Empress Josephine, wife of Emperor Napoleon, was a connoisseur of Indian shawls and textile. Similarly, royalties the world over used to patronize Indian textiles because of its high quality. Indian spices found its way into the royal kitchens. The list was endless. Traders from down South and West used to navigate international waters on India-made ships.
Singapore was discovered by Vijaynagar Empire, which also helped set up modern administration system, in now called Malaysia.
Empire of Ashok was the world’s largest and he was instrumental in exporting Buddhism, now the world’s third largest followed religion.
Despite weakening of Empires and their getting fragmented; despite continuous attacks of looters from Middle East and beyond; despite Moslem and Mughal Rulers becoming more powerful, wealth and skill of India was such that, it remained a global leader in trade. At the beginning of the eighteenth century, as the British economic historian Angus Maddison has demonstrated, India’s share of the world economy was 23 per cent, as large as all of Europe put together. By the time the British departed India, it had dropped to just over 3 per cent.
It is quite visible, as quoted by Shashi Tharoor, the Politician and Author of ‘An Era of Darkness’ that, the reason was simple: India was governed for the benefits of Britain. Britain’s rise for 200 years was financed by its depredations in India.

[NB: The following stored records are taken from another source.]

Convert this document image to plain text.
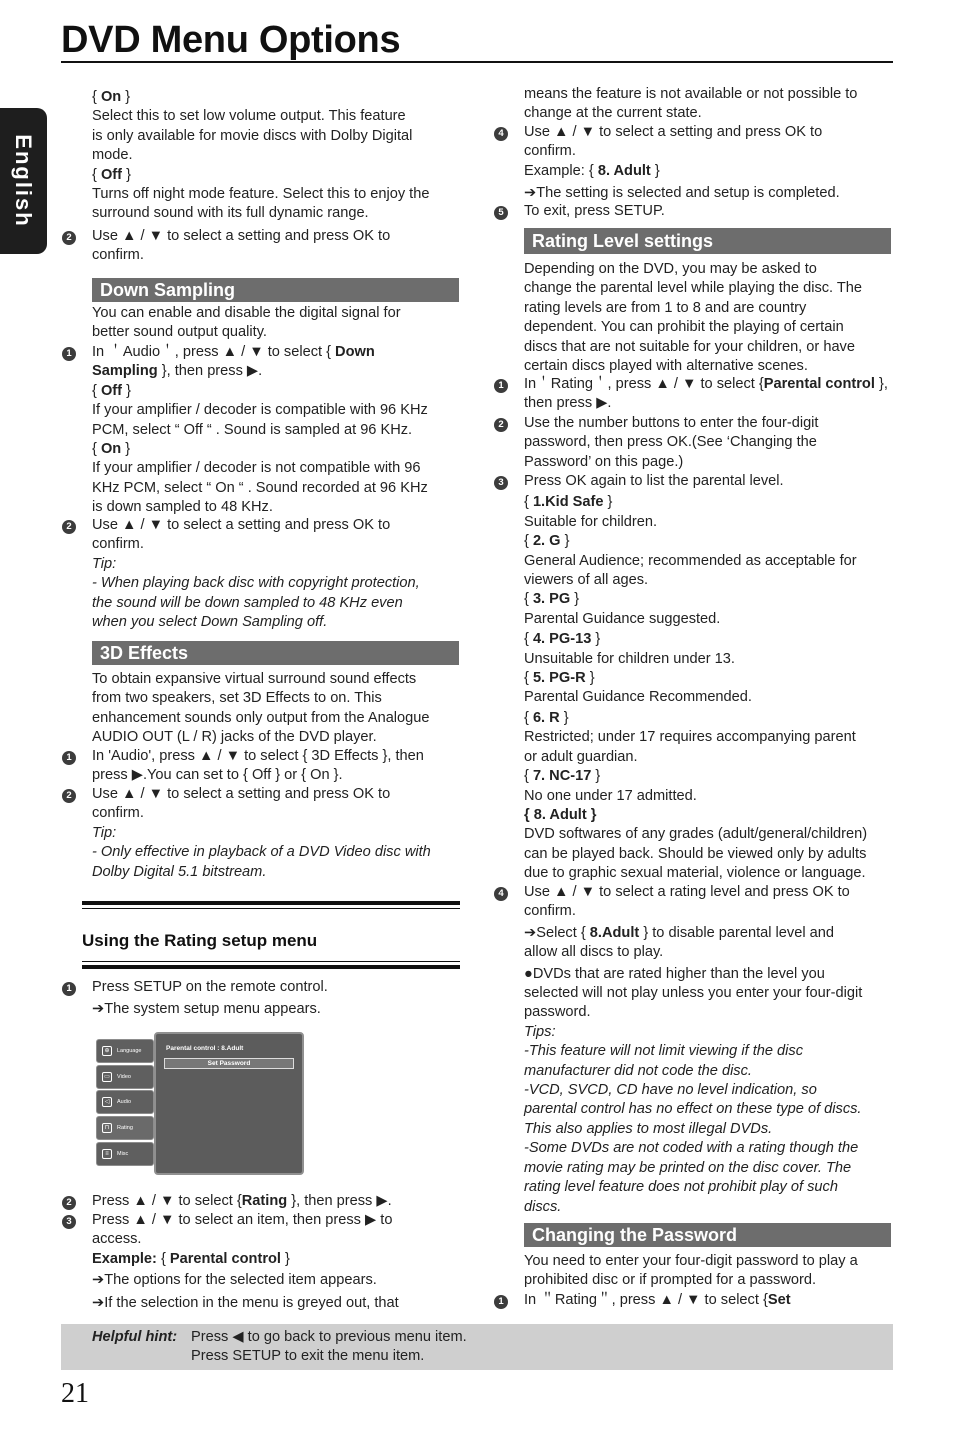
DVD Menu Options
English
{ On }
Select this to set low volume output. This feature
is only available for movie discs with Dolby Digital
mode.
{ Off }
Turns off night mode feature. Select this to enjoy the
surround sound with its full dynamic range.
2 Use ▲ / ▼ to select a setting and press OK to
confirm.
Down Sampling
You can enable and disable the digital signal for
better sound output quality.
1 In ＇Audio＇, press ▲ / ▼ to select { Down
Sampling }, then press ▶.
{ Off }
If your amplifier / decoder is compatible with 96 KHz
PCM, select “ Off “ . Sound is sampled at 96 KHz.
{ On }
If your amplifier / decoder is not compatible with 96
KHz PCM, select “ On “ . Sound recorded at 96 KHz
is down sampled to 48 KHz.
2 Use ▲ / ▼ to select a setting and press OK to
confirm.
Tip:
- When playing back disc with copyright protection,
the sound will be down sampled to 48 KHz even
when you select Down Sampling off.
3D Effects
To obtain expansive virtual surround sound effects
from two speakers, set 3D Effects to on. This
enhancement sounds only output from the Analogue
AUDIO OUT (L / R) jacks of the DVD player.
1 In 'Audio', press ▲ / ▼ to select { 3D Effects }, then
press ▶.You can set to { Off } or { On }.
2 Use ▲ / ▼ to select a setting and press OK to
confirm.
Tip:
- Only effective in playback of a DVD Video disc with
Dolby Digital 5.1 bitstream.
Using the Rating setup menu
1 Press SETUP on the remote control.
➔The system setup menu appears.
⊕	Language
▭	Video
◁	Audio
⊓	Rating
≡	Misc
Parental control : 8.Adult
Set Password
2 Press ▲ / ▼ to select {Rating }, then press ▶.
3 Press ▲ / ▼ to select an item, then press ▶ to
access.
Example: { Parental control }
➔The options for the selected item appears.
➔If the selection in the menu is greyed out, that
means the feature is not available or not possible to
change at the current state.
4 Use ▲ / ▼ to select a setting and press OK to
confirm.
Example: { 8. Adult }
➔The setting is selected and setup is completed.
5 To exit, press SETUP.
Rating Level settings
Depending on the DVD, you may be asked to
change the parental level while playing the disc. The
rating levels are from 1 to 8 and are country
dependent. You can prohibit the playing of certain
discs that are not suitable for your children, or have
certain discs played with alternative scenes.
1 In＇Rating＇, press ▲ / ▼ to select {Parental control },
then press ▶.
2 Use the number buttons to enter the four-digit
password, then press OK.(See ‘Changing the
Password’ on this page.)
3 Press OK again to list the parental level.
{ 1.Kid Safe }
Suitable for children.
{ 2. G }
General Audience; recommended as acceptable for
viewers of all ages.
{ 3. PG }
Parental Guidance suggested.
{ 4. PG-13 }
Unsuitable for children under 13.
{ 5. PG-R }
Parental Guidance Recommended.
{ 6. R }
Restricted; under 17 requires accompanying parent
or adult guardian.
{ 7. NC-17 }
No one under 17 admitted.
{ 8. Adult }
DVD softwares of any grades (adult/general/children)
can be played back. Should be viewed only by adults
due to graphic sexual material, violence or language.
4 Use ▲ / ▼ to select a rating level and press OK to
confirm.
➔Select { 8.Adult } to disable parental level and
allow all discs to play.
●DVDs that are rated higher than the level you
selected will not play unless you enter your four-digit
password.
Tips:
-This feature will not limit viewing if the disc
manufacturer did not code the disc.
-VCD, SVCD, CD have no level indication, so
parental control has no effect on these type of discs.
This also applies to most illegal DVDs.
-Some DVDs are not coded with a rating though the
movie rating may be printed on the disc cover. The
rating level feature does not prohibit play of such
discs.
Changing the Password
You need to enter your four-digit password to play a
prohibited disc or if prompted for a password.
1 In ＂Rating＂, press ▲ / ▼ to select {Set
Helpful hint: Press ◀ to go back to previous menu item.
Press SETUP to exit the menu item.
21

In present times, in last few decades you could see further deterioration in form of growing outsourcing, erosion of entrepreneurship in India’s Business Community. Sadly, the new generation prefers working in BPOs, IPOs, Call Centres, again serving the West. You see large factories getting shut down. Even India’s greatest and historical brands of textiles, ceramics, etc. are being outsourced from other countries.
My forefathers used to say, that if you are serving as an employee, you are feeding your family. If you are an entrepreneur you are feeding 200 families.
I look forward for the old glory of India to come back, in form of rise in entrepreneurship, growth in M&SME. Pre-British era, India was a global leader in trade because of traders and small entrepreneurs.
I would like to end with a statement made by Albert Einstein, American scientist: “We owe a lot to the Indians, who taught us how to count, without which no worthwhile scientific discovery could have been made.”